Stabilization of ribonuclease HI from Thermus thermophilus HB8 by the spontaneous formation of an intramolecular disulfide bond

TO identify factors that contribute to the thermal stability of ribonuclease HI (RNase HI) from Thermus thermophilus HB8, protein variants with a series of carboxyl-terminal truncations and Cys Ala mutations were constructed, and their thermal denaturations were analyzed by CD. The results indicate that Cys(41) and Cys(149) contribute to the protein stability, probably through the formation of a disulfide bond. Peptide mapping analysis for the mutant protein with only two cysteine residues, at positions 41 and 149, indicated that this disulfide bond is partially formed in a protein purified from Escherichia coli in the absence of a reducing reagent but is fully formed in a thermally denatured protein. These results suggest that the thermal stability of T. thermophilus RNase HI, determined in the absence of a reducing reagent, reflects that of an oxidized form of the protein.
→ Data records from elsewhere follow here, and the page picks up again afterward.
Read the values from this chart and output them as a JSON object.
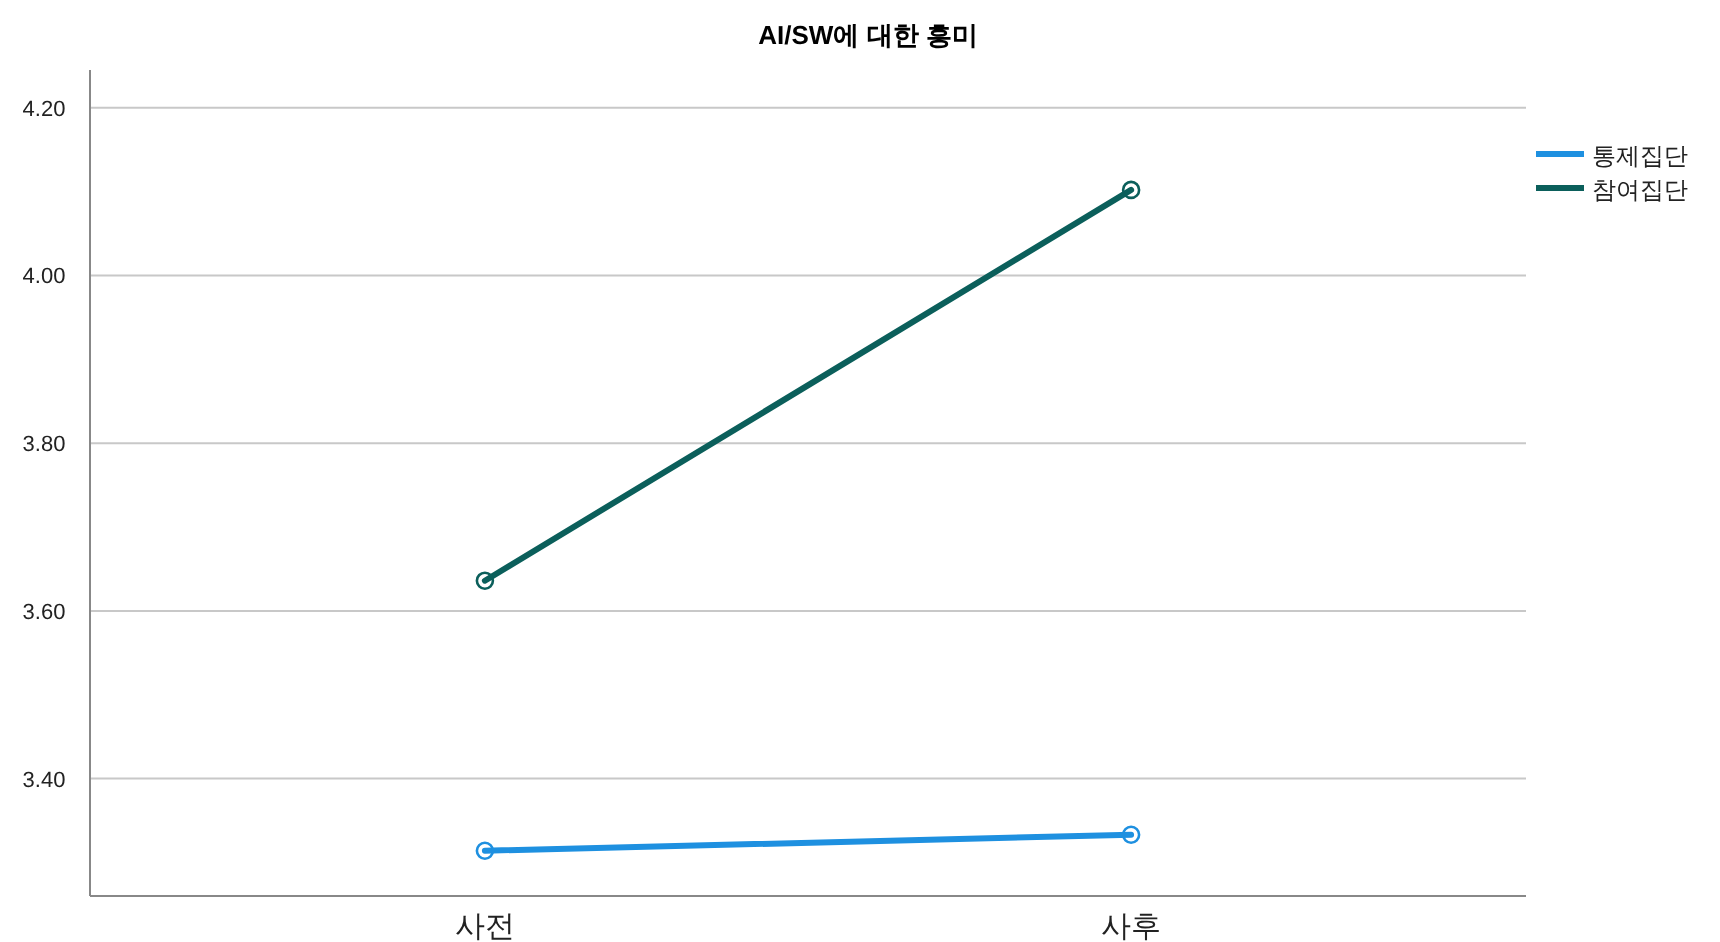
{
  "chart_data": {
    "type": "line",
    "title": "AI/SW에 대한 흥미",
    "categories": [
      "사전",
      "사후"
    ],
    "series": [
      {
        "name": "통제집단",
        "color": "#1e90e0",
        "values": [
          3.314,
          3.333
        ]
      },
      {
        "name": "참여집단",
        "color": "#0b5f5b",
        "values": [
          3.636,
          4.102
        ]
      }
    ],
    "ylim": [
      3.26,
      4.245
    ],
    "yticks": [
      {
        "value": 3.4,
        "label": "3.40"
      },
      {
        "value": 3.6,
        "label": "3.60"
      },
      {
        "value": 3.8,
        "label": "3.80"
      },
      {
        "value": 4.0,
        "label": "4.00"
      },
      {
        "value": 4.2,
        "label": "4.20"
      }
    ],
    "grid": "y",
    "legend": "top right",
    "marker": "circle",
    "line_style": "solid"
  }
}
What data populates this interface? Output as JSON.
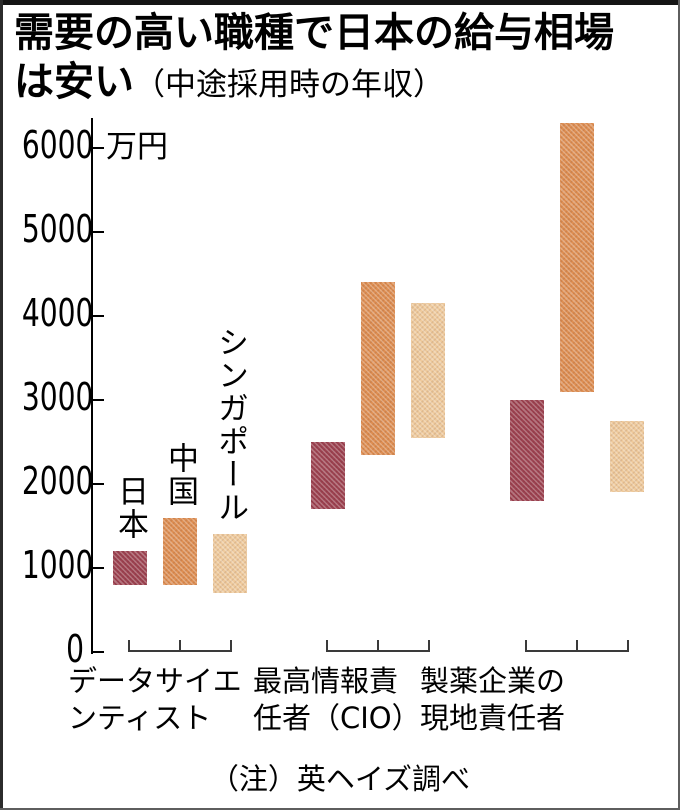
{
  "header": {
    "title_bold": "需要の高い職種で日本の給与相場は安い",
    "subtitle": "（中途採用時の年収）"
  },
  "footer": {
    "note": "（注）英ヘイズ調べ"
  },
  "chart_data": {
    "type": "bar",
    "subtype": "floating-range-bars",
    "title": "需要の高い職種で日本の給与相場は安い（中途採用時の年収）",
    "unit_label": "万円",
    "ylim": [
      0,
      6300
    ],
    "yticks": [
      0,
      1000,
      2000,
      3000,
      4000,
      5000,
      6000
    ],
    "grid": false,
    "legend_position": "labels-above-first-group",
    "categories": [
      [
        "データサイエ",
        "ンティスト"
      ],
      [
        "最高情報責",
        "任者（CIO）"
      ],
      [
        "製薬企業の",
        "現地責任者"
      ]
    ],
    "series": [
      {
        "key": "japan",
        "name": "日本",
        "color": "#9c4150",
        "ranges_man_yen": [
          [
            800,
            1200
          ],
          [
            1700,
            2500
          ],
          [
            1800,
            3000
          ]
        ]
      },
      {
        "key": "china",
        "name": "中国",
        "color": "#de8e52",
        "ranges_man_yen": [
          [
            800,
            1600
          ],
          [
            2350,
            4400
          ],
          [
            3100,
            6300
          ]
        ]
      },
      {
        "key": "singapore",
        "name": "シンガポール",
        "color": "#efca9c",
        "ranges_man_yen": [
          [
            700,
            1400
          ],
          [
            2550,
            4150
          ],
          [
            1900,
            2750
          ]
        ]
      }
    ]
  }
}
Comparison of the thermal stabilities and the enzymatic activities of the wild-type and truncated proteins, determined in the presence and absence of a reducing reagent, indicates that the formation of this disulfide bond increases the thermal stability of the protein by 6-7 degrees C in T-m and similar to 3 kcal/mol in Delta G without seriously affecting the enzymatic activity. Since T. thermophilus RNase HT is present in a reducing environment in cells, this disulfide bond probably is not formed in vivo but is spontaneously formed in vitro in the absence of a reducing reagent.